筑波大,“光合成しない”光合成細菌のゲノム解読に成功

筑波大学のグループは,ロパロディア科珪藻の細胞内に見られる窒素固定共生体ゲノムの完全解読に成功した(ニュースリリース)。

ロパロディア科の珪藻にはスフェロイドボディ5と呼ばれる特殊な共生体が見られる。スフェロイドボディは光合成を行なうことで知られるバクテリア「シアノバクテリア」を起源とするが,その役割は窒素固定を行ない,宿主である珪藻へ窒素源を供給することであると考えられている。

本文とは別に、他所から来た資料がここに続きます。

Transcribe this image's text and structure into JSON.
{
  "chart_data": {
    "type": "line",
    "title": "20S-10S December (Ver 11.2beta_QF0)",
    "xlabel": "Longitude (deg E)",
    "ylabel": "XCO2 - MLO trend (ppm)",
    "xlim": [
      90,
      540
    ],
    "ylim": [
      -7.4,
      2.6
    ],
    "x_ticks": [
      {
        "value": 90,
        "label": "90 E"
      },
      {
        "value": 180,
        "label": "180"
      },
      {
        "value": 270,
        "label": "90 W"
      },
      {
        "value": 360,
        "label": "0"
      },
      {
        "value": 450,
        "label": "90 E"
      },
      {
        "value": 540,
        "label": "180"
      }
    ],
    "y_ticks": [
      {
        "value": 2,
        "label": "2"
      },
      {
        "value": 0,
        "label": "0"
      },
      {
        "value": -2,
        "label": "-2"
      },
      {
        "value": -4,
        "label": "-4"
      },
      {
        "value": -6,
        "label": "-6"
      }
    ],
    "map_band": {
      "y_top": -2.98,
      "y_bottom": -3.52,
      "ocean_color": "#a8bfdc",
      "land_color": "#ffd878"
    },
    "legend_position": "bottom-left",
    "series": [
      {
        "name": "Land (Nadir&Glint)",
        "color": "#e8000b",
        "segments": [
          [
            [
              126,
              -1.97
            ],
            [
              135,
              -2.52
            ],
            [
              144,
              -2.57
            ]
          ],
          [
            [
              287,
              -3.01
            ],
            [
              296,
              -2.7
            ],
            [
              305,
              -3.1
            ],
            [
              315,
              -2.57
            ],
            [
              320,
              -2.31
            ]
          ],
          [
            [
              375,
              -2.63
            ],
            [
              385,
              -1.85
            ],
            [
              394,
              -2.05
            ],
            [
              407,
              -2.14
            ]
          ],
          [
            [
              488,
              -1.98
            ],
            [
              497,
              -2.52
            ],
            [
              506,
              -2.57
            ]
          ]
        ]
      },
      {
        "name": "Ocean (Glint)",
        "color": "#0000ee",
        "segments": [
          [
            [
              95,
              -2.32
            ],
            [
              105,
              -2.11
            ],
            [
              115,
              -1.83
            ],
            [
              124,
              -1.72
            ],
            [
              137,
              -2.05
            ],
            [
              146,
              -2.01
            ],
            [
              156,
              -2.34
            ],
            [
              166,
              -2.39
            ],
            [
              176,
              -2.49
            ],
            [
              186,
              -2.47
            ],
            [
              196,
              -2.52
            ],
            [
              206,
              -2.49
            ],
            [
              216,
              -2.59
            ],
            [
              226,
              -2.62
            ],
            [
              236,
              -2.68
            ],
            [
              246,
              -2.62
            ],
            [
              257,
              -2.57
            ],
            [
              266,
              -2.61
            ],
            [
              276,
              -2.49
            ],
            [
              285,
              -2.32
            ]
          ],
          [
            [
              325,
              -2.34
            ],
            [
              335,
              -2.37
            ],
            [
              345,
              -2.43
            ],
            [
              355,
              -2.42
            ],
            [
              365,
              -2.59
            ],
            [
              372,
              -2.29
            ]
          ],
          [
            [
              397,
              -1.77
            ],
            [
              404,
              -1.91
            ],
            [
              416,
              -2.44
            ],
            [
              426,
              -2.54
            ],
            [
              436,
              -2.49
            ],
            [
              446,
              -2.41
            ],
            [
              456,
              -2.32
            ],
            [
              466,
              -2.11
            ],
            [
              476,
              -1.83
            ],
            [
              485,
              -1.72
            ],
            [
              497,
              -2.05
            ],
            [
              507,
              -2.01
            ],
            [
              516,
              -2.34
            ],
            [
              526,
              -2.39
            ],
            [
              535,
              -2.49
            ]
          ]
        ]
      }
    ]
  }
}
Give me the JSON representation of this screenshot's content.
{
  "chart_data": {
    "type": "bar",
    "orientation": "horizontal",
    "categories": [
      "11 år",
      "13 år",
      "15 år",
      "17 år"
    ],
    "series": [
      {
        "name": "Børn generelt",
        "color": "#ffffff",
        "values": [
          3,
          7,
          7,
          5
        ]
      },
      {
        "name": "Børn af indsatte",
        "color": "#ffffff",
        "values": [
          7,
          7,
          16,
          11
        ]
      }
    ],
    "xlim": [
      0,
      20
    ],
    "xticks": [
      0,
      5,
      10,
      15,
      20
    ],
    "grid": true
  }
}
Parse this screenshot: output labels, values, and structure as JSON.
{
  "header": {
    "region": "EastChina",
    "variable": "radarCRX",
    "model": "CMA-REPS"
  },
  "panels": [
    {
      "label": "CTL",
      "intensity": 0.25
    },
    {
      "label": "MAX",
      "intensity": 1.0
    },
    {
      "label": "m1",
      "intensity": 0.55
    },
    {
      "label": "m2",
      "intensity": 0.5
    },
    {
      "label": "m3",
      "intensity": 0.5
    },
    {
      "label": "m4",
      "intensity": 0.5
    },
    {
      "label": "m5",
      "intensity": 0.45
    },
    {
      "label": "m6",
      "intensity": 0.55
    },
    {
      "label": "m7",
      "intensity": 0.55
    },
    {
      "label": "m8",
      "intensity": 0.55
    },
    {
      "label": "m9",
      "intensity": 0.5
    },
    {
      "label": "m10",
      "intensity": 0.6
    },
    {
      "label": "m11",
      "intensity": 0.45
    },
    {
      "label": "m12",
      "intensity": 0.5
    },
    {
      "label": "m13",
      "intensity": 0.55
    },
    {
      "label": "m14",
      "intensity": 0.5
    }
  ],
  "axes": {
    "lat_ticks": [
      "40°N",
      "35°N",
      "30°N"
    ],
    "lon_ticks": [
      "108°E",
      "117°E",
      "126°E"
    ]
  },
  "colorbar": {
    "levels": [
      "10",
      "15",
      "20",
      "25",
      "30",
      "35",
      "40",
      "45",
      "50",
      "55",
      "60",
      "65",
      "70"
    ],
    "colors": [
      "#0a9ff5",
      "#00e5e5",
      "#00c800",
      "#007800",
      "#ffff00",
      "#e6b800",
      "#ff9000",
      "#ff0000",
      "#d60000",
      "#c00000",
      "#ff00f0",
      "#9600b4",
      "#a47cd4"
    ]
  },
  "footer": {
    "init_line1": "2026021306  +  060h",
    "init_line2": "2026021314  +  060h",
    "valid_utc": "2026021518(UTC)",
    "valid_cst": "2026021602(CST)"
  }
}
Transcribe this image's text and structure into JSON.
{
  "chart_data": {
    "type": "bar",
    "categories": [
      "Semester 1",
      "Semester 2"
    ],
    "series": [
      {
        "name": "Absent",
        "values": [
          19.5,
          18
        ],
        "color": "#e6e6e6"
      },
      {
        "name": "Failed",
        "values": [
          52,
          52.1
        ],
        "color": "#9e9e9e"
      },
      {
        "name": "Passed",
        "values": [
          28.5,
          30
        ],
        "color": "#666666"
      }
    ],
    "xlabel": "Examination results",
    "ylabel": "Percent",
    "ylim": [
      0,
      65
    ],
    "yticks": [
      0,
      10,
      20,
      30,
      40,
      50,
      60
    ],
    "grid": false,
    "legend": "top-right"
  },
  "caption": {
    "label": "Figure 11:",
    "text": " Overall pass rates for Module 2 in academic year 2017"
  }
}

スフェロイドボディは単独では生存できないことから,珪藻と高度な共生関係を築いていることが示唆されてきた。しかし,その共生関係そのものを対象とした研究はあまり進んでおらず,その詳細はよくわかっていなかった。

今回の研究では,ロパロディア科珪藻の一種 Epithemia turgida(エピテミア・タルジダ)のスフェロイドボディから取り出したDNAを解析し,その全ゲノム配列を決定した。スフェロイドボディゲノムに存在する遺伝子を詳しく解析した結果,スフェロイドボディが独立して生育するために必要な遺伝子はその多くが失われていることが明らかとなり,宿主珪藻に依存した生き方に特化していることがわかった。

失われた遺伝子の中には,光合成に関連する遺伝子も含まれていた。つまり,スフェロイドボディはシアノバクテリアに由来するにも関わらず,光合成能力まで失っていることが明らかとなった。これらの特徴は,スフェロイドボディが珪藻細胞の一部として統合されつつあることを示すもの。

今後,さらに研究が進めば,同じようにバクテリアが共生したことを由来とする,ミトコンドリアや葉緑体といった真核生物の重要なオルガネラの進化に関する手がかりを得られることが期待できるとしている。